Our WFH employees could then find their connection slowed to a crawl. Cue angry teenage children and grumbling spouses prevented from accessing their online poker session! But by using a VPN, the encrypted server both anonymizes the user’s connection and also scrambles the geographic location. This means that the ISP can’t identify who the data-gobbler is, nor where they live, so they can’t throttle the connection.

Selective IP throttling

This practice of throttling is more common than you might realize. Certain ISPs, especially those providing data over the 4G cellular network, cleverly throttle particular IP (internet protocol) addresses but leave the rest of the web unthrottled. With the continuing expansion of large language AI models like Chat GPT, Bard, and others, it won’t be long before connections to such popular platforms may be throttled likewise.

An example of this selective throttling might be a person with a 4G connection watching Apple TV. The HD picture suddenly pixelates, and the connection slows to a crawl, that annoying spinning wheel occupying the center of their screen. Thinking that their internet connection is slow, the user then heads over to a website like speedtest.net or any of the free online speed-testing sites. Their expected 25Mbps or whatever seems to be working just fine, so they naturally blame Apple TV’s servers for the slowdown.

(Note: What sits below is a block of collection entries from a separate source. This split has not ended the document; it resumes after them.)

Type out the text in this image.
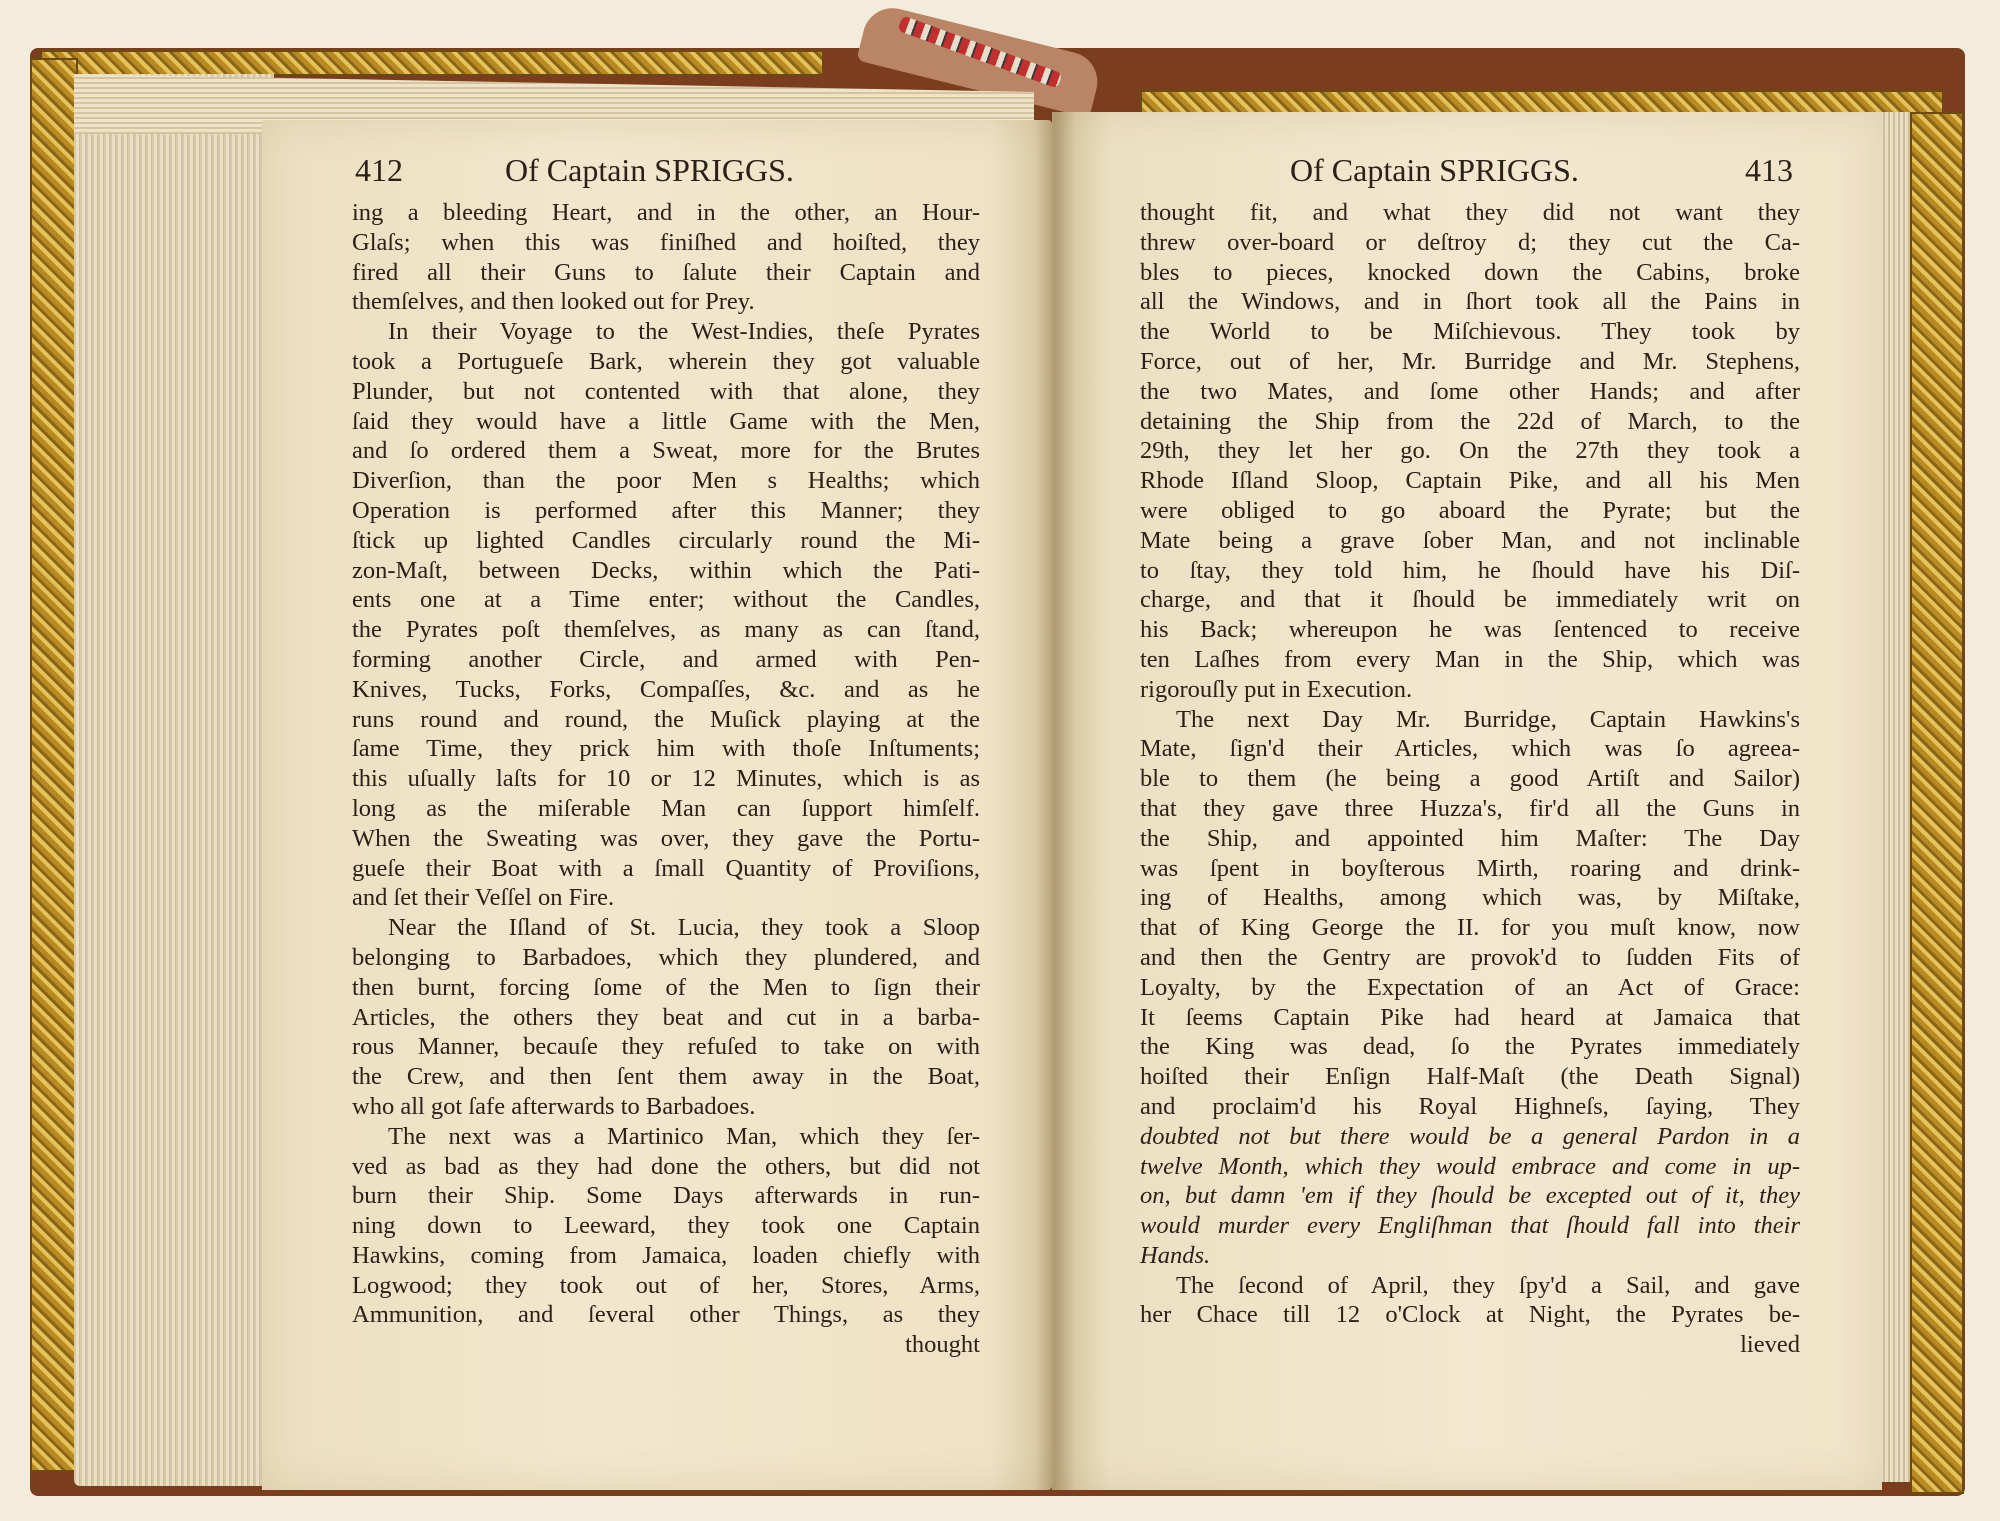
412	Of Captain SPRIGGS.	Of Captain SPRIGGS.	413
ing a bleeding Heart, and in the other, an Hour-
Glaſs; when this was finiſhed and hoiſted, they
fired all their Guns to ſalute their Captain and
themſelves, and then looked out for Prey.
In their Voyage to the West-Indies, theſe Pyrates
took a Portugueſe Bark, wherein they got valuable
Plunder, but not contented with that alone, they
ſaid they would have a little Game with the Men,
and ſo ordered them a Sweat, more for the Brutes
Diverſion, than the poor Men s Healths; which
Operation is performed after this Manner; they
ſtick up lighted Candles circularly round the Mi-
zon-Maſt, between Decks, within which the Pati-
ents one at a Time enter; without the Candles,
the Pyrates poſt themſelves, as many as can ſtand,
forming another Circle, and armed with Pen-
Knives, Tucks, Forks, Compaſſes, &c. and as he
runs round and round, the Muſick playing at the
ſame Time, they prick him with thoſe Inſtuments;
this uſually laſts for 10 or 12 Minutes, which is as
long as the miſerable Man can ſupport himſelf.
When the Sweating was over, they gave the Portu-
gueſe their Boat with a ſmall Quantity of Proviſions,
and ſet their Veſſel on Fire.
Near the Iſland of St. Lucia, they took a Sloop
belonging to Barbadoes, which they plundered, and
then burnt, forcing ſome of the Men to ſign their
Articles, the others they beat and cut in a barba-
rous Manner, becauſe they refuſed to take on with
the Crew, and then ſent them away in the Boat,
who all got ſafe afterwards to Barbadoes.
The next was a Martinico Man, which they ſer-
ved as bad as they had done the others, but did not
burn their Ship. Some Days afterwards in run-
ning down to Leeward, they took one Captain
Hawkins, coming from Jamaica, loaden chiefly with
Logwood; they took out of her, Stores, Arms,
Ammunition, and ſeveral other Things, as they
thought
thought fit, and what they did not want they
threw over-board or deſtroy d; they cut the Ca-
bles to pieces, knocked down the Cabins, broke
all the Windows, and in ſhort took all the Pains in
the World to be Miſchievous. They took by
Force, out of her, Mr. Burridge and Mr. Stephens,
the two Mates, and ſome other Hands; and after
detaining the Ship from the 22d of March, to the
29th, they let her go. On the 27th they took a
Rhode Iſland Sloop, Captain Pike, and all his Men
were obliged to go aboard the Pyrate; but the
Mate being a grave ſober Man, and not inclinable
to ſtay, they told him, he ſhould have his Diſ-
charge, and that it ſhould be immediately writ on
his Back; whereupon he was ſentenced to receive
ten Laſhes from every Man in the Ship, which was
rigorouſly put in Execution.
The next Day Mr. Burridge, Captain Hawkins's
Mate, ſign'd their Articles, which was ſo agreea-
ble to them (he being a good Artiſt and Sailor)
that they gave three Huzza's, fir'd all the Guns in
the Ship, and appointed him Maſter: The Day
was ſpent in boyſterous Mirth, roaring and drink-
ing of Healths, among which was, by Miſtake,
that of King George the II. for you muſt know, now
and then the Gentry are provok'd to ſudden Fits of
Loyalty, by the Expectation of an Act of Grace:
It ſeems Captain Pike had heard at Jamaica that
the King was dead, ſo the Pyrates immediately
hoiſted their Enſign Half-Maſt (the Death Signal)
and proclaim'd his Royal Highneſs, ſaying, They
doubted not but there would be a general Pardon in a
twelve Month, which they would embrace and come in up-
on, but damn 'em if they ſhould be excepted out of it, they
would murder every Engliſhman that ſhould fall into their
Hands.
The ſecond of April, they ſpy'd a Sail, and gave
her Chace till 12 o'Clock at Night, the Pyrates be-
lieved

But the reality, which almost every ISP denies, is that some ISPs ‘throttle’ Apple TV connections (and many other streaming platforms) but leave all the known speed-testing site IP addresses unaffected. However, by using a VPN, the ISP doesn’t know you’re connected to Apple TV because the connection is after the encrypted ‘middleman’ server; hence the connection can’t be throttled.

So whether you’re a senior manager wanting your WFH employees to get the best experience from home internet connections while retaining company security, or a private home internet user wanting to stay safe online whilst not getting your connection slowed down by third parties, a VPN extension is certainly worth using as a matter of course.